Low cost, portable PSA tests could soon be a reality, thanks to a breakthrough by scientists from Cornell University in the USA

The idea of getting a 15-minute prostate cancer test at the same time as a haircut might sound unlikely. 

But it could soon be a reality, thanks to a breakthrough by scientists from Cornell University in the US, who have developed a portable, rapid version of the PSA test – the blood check for markers that can suggest a man has prostate cancer. 

PSA testing currently involves sending blood samples off to a lab to check for raised levels of prostate specific antigen, a marker that can point to a tumour forming, but which can also be due to non-cancerous conditions involving inflammation or infection of the prostate gland. 

But since the test is normally done at a doctor’s surgery, uptake is generally very low among men who have no obvious symptoms and feel fine – even though they may be in the early stages of prostate cancer. 

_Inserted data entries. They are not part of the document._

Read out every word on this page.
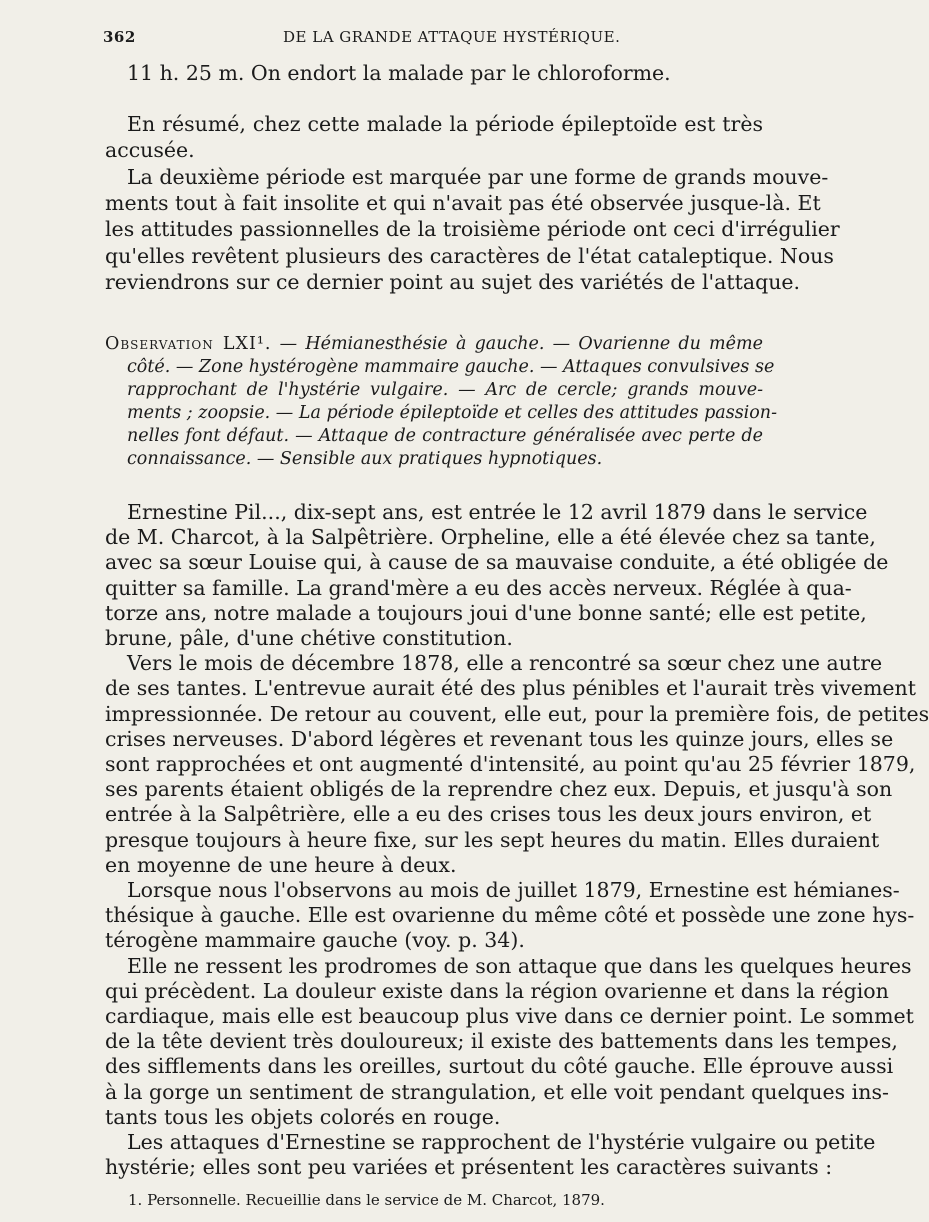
362	DE LA GRANDE ATTAQUE HYSTÉRIQUE.
11 h. 25 m. On endort la malade par le chloroforme.
En résumé, chez cette malade la période épileptoïde est très
accusée.
La deuxième période est marquée par une forme de grands mouve-
ments tout à fait insolite et qui n'avait pas été observée jusque-là. Et
les attitudes passionnelles de la troisième période ont ceci d'irrégulier
qu'elles revêtent plusieurs des caractères de l'état cataleptique. Nous
reviendrons sur ce dernier point au sujet des variétés de l'attaque.
Observation LXI¹. — Hémianesthésie à gauche. — Ovarienne du même
côté. — Zone hystérogène mammaire gauche. — Attaques convulsives se
rapprochant de l'hystérie vulgaire. — Arc de cercle; grands mouve-
ments ; zoopsie. — La période épileptoïde et celles des attitudes passion-
nelles font défaut. — Attaque de contracture généralisée avec perte de
connaissance. — Sensible aux pratiques hypnotiques.
Ernestine Pil..., dix-sept ans, est entrée le 12 avril 1879 dans le service
de M. Charcot, à la Salpêtrière. Orpheline, elle a été élevée chez sa tante,
avec sa sœur Louise qui, à cause de sa mauvaise conduite, a été obligée de
quitter sa famille. La grand'mère a eu des accès nerveux. Réglée à qua-
torze ans, notre malade a toujours joui d'une bonne santé; elle est petite,
brune, pâle, d'une chétive constitution.
Vers le mois de décembre 1878, elle a rencontré sa sœur chez une autre
de ses tantes. L'entrevue aurait été des plus pénibles et l'aurait très vivement
impressionnée. De retour au couvent, elle eut, pour la première fois, de petites
crises nerveuses. D'abord légères et revenant tous les quinze jours, elles se
sont rapprochées et ont augmenté d'intensité, au point qu'au 25 février 1879,
ses parents étaient obligés de la reprendre chez eux. Depuis, et jusqu'à son
entrée à la Salpêtrière, elle a eu des crises tous les deux jours environ, et
presque toujours à heure fixe, sur les sept heures du matin. Elles duraient
en moyenne de une heure à deux.
Lorsque nous l'observons au mois de juillet 1879, Ernestine est hémianes-
thésique à gauche. Elle est ovarienne du même côté et possède une zone hys-
térogène mammaire gauche (voy. p. 34).
Elle ne ressent les prodromes de son attaque que dans les quelques heures
qui précèdent. La douleur existe dans la région ovarienne et dans la région
cardiaque, mais elle est beaucoup plus vive dans ce dernier point. Le sommet
de la tête devient très douloureux; il existe des battements dans les tempes,
des sifflements dans les oreilles, surtout du côté gauche. Elle éprouve aussi
à la gorge un sentiment de strangulation, et elle voit pendant quelques ins-
tants tous les objets colorés en rouge.
Les attaques d'Ernestine se rapprochent de l'hystérie vulgaire ou petite
hystérie; elles sont peu variées et présentent les caractères suivants :
1. Personnelle. Recueillie dans le service de M. Charcot, 1879.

Researchers behind the new mobile test hope to be able to use it in places where man regularly gather – such as barber shops. And rather than face an anxious week-long wait, they will be able to get the results before they even leave. 

The Cornell team condensed the same bulky testing process used by doctors down into a handy kit that can be used anywhere. The kit comes with a test strip, similar to those found in at-home Covid-19 antigen or pregnancy tests, and users simply draw a tiny drop of blood using a miniature needle to puncture the skin on their finger. 

The blood is applied to the test strip and within 15 minutes two lines appear. 

A separate cube-shaped ‘reader’ device then scans the lines and a computer-powered sensor inside it measures the intensity of the colours. This allows the gadget to calculate the PSA concentration in the blood and display a reading. 

The more PSA there is in the blood sample, the brighter the lines appear. 

Researchers stress the portable test kit is not meant to provide a full diagnosis of prostate cancer but act as a prompt for men to undergo further investigation. 

Scientists who developed the prototype recently published results showing its effectiveness in the journal Current Research in Biotechnology. The hope is that by having a test which can be used in community settings, many more cases of prostate cancer will be detected early enough to save more lives. 

One major target group is the Afro-Caribbean male population. As one of the main ethnic groups at higher risk of the disease, they are more likely to be diagnosed with more advanced prostate cancer.

Scientists predict the tests will be easy to mass produce and will sell for just a few dollars each. But it’s likely to be a couple of years at least before the technology is proven and production swings into action. 

In the UK, there is no PSA-based national screening programme for prostate cancer as the test is not deemed accurate enough. However, men can still request a PSA test from their GP if they are worried about the disease or have symptoms.